Informacoes sobre ordens
| Nome do Produto | Numero de Catalogo | UNID | Preco | Qde | FAVORITOS | |
SP-lyase Plasmídeo de ativação de CRISPR (h) | sc-402278-ACT | 20 µg | $397.00 | |||
SP-lyase Plasmídeo de ativação de CRISPR (h2) | sc-402278-ACT-2 | 20 µg | $397.00 |
O SGPL1 humano codifica a liasa de esfingosina-1-fosfato (SP-liase), uma enzima associada ao retículo endoplasmático que degrada irreversivelmente a esfingosina-1-fosfato (S1P) em fosfoetanolamina e um aldeído de cadeia longa, encerrando assim a sinalização de S1P. Ao controlar o equilíbrio entre S1P e ceramida/esfingosina, o SGPL1 regula a homeostase dos esfingolipídios e influencia vias ligadas à sobrevivência celular, à sinalização inflamatória e a respostas de estresse mediadas por lipídios. A atividade do SGPL1 afeta o tráfego de células imunes e a biologia vascular por meio da modulação de gradientes de S1P e da sinalização dependente de receptores. Alterações na função do SGPL1 e a perturbação do metabolismo de esfingolipídios têm sido associadas a distúrbios congênitos multissistêmicos e a fenótipos mais amplos envolvendo esteroidogênese, neurodesenvolvimento e função renal, tornando-o um alvo importante para estudos mecanísticos em sinalização lipídica.
SP-lyase O Plasmídeo de Ativação CRISPR (h) oferece uma abordagem direcionada e não destrutiva para regular positivamente a expressão endógena de SGPL1 sem alterar a sequência de ADN subjacente.

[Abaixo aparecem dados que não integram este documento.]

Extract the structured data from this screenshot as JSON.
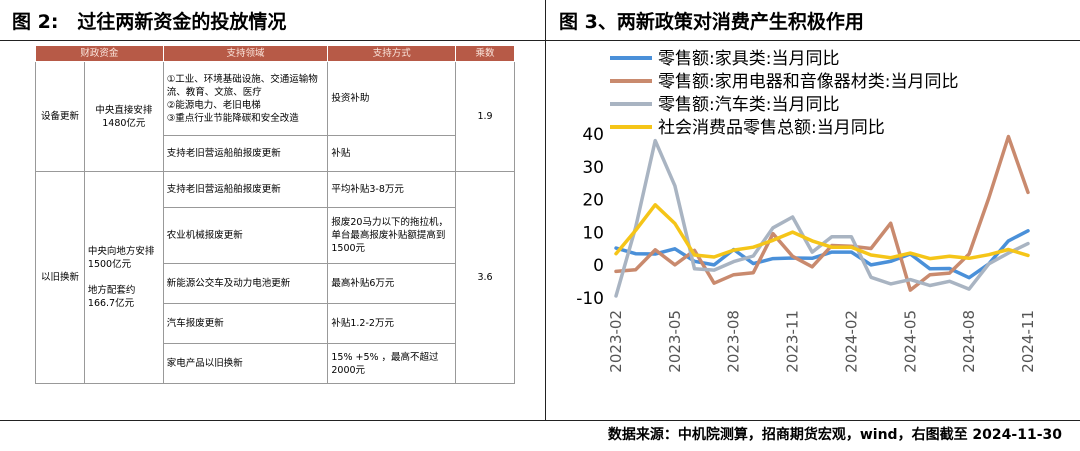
{
  "left_title": "图 2:　过往两新资金的投放情况",
  "right_title": "图 3、两新政策对消费产生积极作用",
  "source": "数据来源：中机院测算，招商期货宏观，wind，右图截至 2024-11-30",
  "table": {
    "headers": [
      "财政资金",
      "支持领域",
      "支持方式",
      "乘数"
    ],
    "groups": [
      {
        "category": "设备更新",
        "funding": "中央直接安排\n1480亿元",
        "multiplier": "1.9",
        "rows": [
          {
            "area": "①工业、环境基础设施、交通运输物流、教育、文旅、医疗\n②能源电力、老旧电梯\n③重点行业节能降碳和安全改造",
            "method": "投资补助"
          },
          {
            "area": "支持老旧营运船舶报废更新",
            "method": "补贴"
          }
        ]
      },
      {
        "category": "以旧换新",
        "funding": "中央向地方安排\n1500亿元\n\n地方配套约\n166.7亿元",
        "multiplier": "3.6",
        "rows": [
          {
            "area": "支持老旧营运船舶报废更新",
            "method": "平均补贴3-8万元"
          },
          {
            "area": "农业机械报废更新",
            "method": "报废20马力以下的拖拉机，单台最高报废补贴额提高到1500元"
          },
          {
            "area": "新能源公交车及动力电池更新",
            "method": "最高补贴6万元"
          },
          {
            "area": "汽车报废更新",
            "method": "补贴1.2-2万元"
          },
          {
            "area": "家电产品以旧换新",
            "method": "15% +5% ，最高不超过2000元"
          }
        ]
      }
    ]
  },
  "chart_data": {
    "type": "line",
    "title": "",
    "xlabel": "",
    "ylabel": "",
    "ylim": [
      -10,
      40
    ],
    "yticks": [
      -10,
      0,
      10,
      20,
      30,
      40
    ],
    "x": [
      "2023-02",
      "2023-03",
      "2023-04",
      "2023-05",
      "2023-06",
      "2023-07",
      "2023-08",
      "2023-09",
      "2023-10",
      "2023-11",
      "2023-12",
      "2024-01",
      "2024-02",
      "2024-03",
      "2024-04",
      "2024-05",
      "2024-06",
      "2024-07",
      "2024-08",
      "2024-09",
      "2024-10",
      "2024-11"
    ],
    "xtick_labels": [
      "2023-02",
      "2023-05",
      "2023-08",
      "2023-11",
      "2024-02",
      "2024-05",
      "2024-08",
      "2024-11"
    ],
    "legend_position": "top",
    "series": [
      {
        "name": "零售额:家具类:当月同比",
        "color": "#4a90d9",
        "values": [
          5.2,
          3.5,
          3.4,
          5.0,
          1.2,
          0.1,
          4.8,
          0.5,
          2.0,
          2.2,
          2.1,
          4.0,
          4.0,
          0.1,
          1.2,
          3.4,
          -1.1,
          -1.0,
          -3.8,
          0.4,
          7.4,
          10.5
        ]
      },
      {
        "name": "零售额:家用电器和音像器材类:当月同比",
        "color": "#c98a6e",
        "values": [
          -1.9,
          -1.4,
          4.7,
          0.1,
          4.5,
          -5.5,
          -2.9,
          -2.3,
          9.6,
          2.7,
          -0.5,
          6.0,
          5.8,
          5.1,
          12.8,
          -7.6,
          -2.9,
          -2.4,
          3.4,
          20.5,
          39.2,
          22.2
        ]
      },
      {
        "name": "零售额:汽车类:当月同比",
        "color": "#a9b4c2",
        "values": [
          -9.4,
          11.5,
          38.0,
          24.2,
          -1.1,
          -1.5,
          1.1,
          2.8,
          11.4,
          14.7,
          4.0,
          8.7,
          8.7,
          -3.7,
          -5.7,
          -4.4,
          -6.2,
          -4.9,
          -7.3,
          0.4,
          3.7,
          6.6
        ]
      },
      {
        "name": "社会消费品零售总额:当月同比",
        "color": "#f5c518",
        "values": [
          3.5,
          10.6,
          18.4,
          12.7,
          3.1,
          2.5,
          4.6,
          5.5,
          7.6,
          10.1,
          7.4,
          5.5,
          5.5,
          3.1,
          2.3,
          3.7,
          2.0,
          2.7,
          2.1,
          3.2,
          4.8,
          3.0
        ]
      }
    ]
  }
}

SP-lyase O Plasmídeo de Ativação CRISPR (h) é um sistema mediador de ativação sinérgica (SAM) de três plasmídeos, concebido para a regulação positiva transcricional altamente eficiente e específica do locus SGPL1 em linhas celulares humanas. O sistema é construído em torno de uma Cas9 cataliticamente inativa (dCas9) portadora de duas mutações inativadoras (D10A e N863A) que eliminam a atividade nuclease, preservando simultaneamente a ligação ao ADN. Esta dCas9 é fundida com VP64, um potente ativador transcricional, e é coexpressa com um gene de resistência à blasticidina para seleção. O segundo plasmídeo codifica a proteína de fusão MS2-p65-HSF1, um complexo ativador secundário que atua em conjunto com o dCas9-VP64, juntamente com um gene de resistência à higromicina. O terceiro plasmídeo codifica um sgRNA de 20 nt específico para o alvo, fundido a dois aptâmeros de RNA MS2 que recrutam o complexo MS2-p65-HSF1 para o local de ativação, acompanhado por um gene de resistência à puromicina. Os três plasmídeos são administrados numa proporção de massa de 1:1:1 para uma expressão equilibrada de todos os componentes do sistema.
Uma vez montado no locus alvo, o complexo SAM liga-se a cerca de 200 pb a montante do local de início da transcrição SGPL1, onde VP64, p65 e HSF1 atuam em conjunto para recrutar a maquinaria transcricional e impulsionar a regulação positiva da expressão endógena de SP-lyase. Ao contrário da Cas9 com atividade nuclease, o dCas9 não introduz quebras de cadeia dupla nem modifica a sequência genómica, preservando o locus SGPL1 nativo e permitindo o estudo de respostas transcricionais dependentes de SP-lyase no locus endógeno, tornando-o uma ferramenta valiosa para estudos funcionais, identificação de genes-alvo e modelagem da restauração da via SP-lyase em células tumorais com expressão de SGPL1 silenciada ou reduzida.
Apenas para uso em investigação. Não se destina a uso diagnóstico ou terapêutico.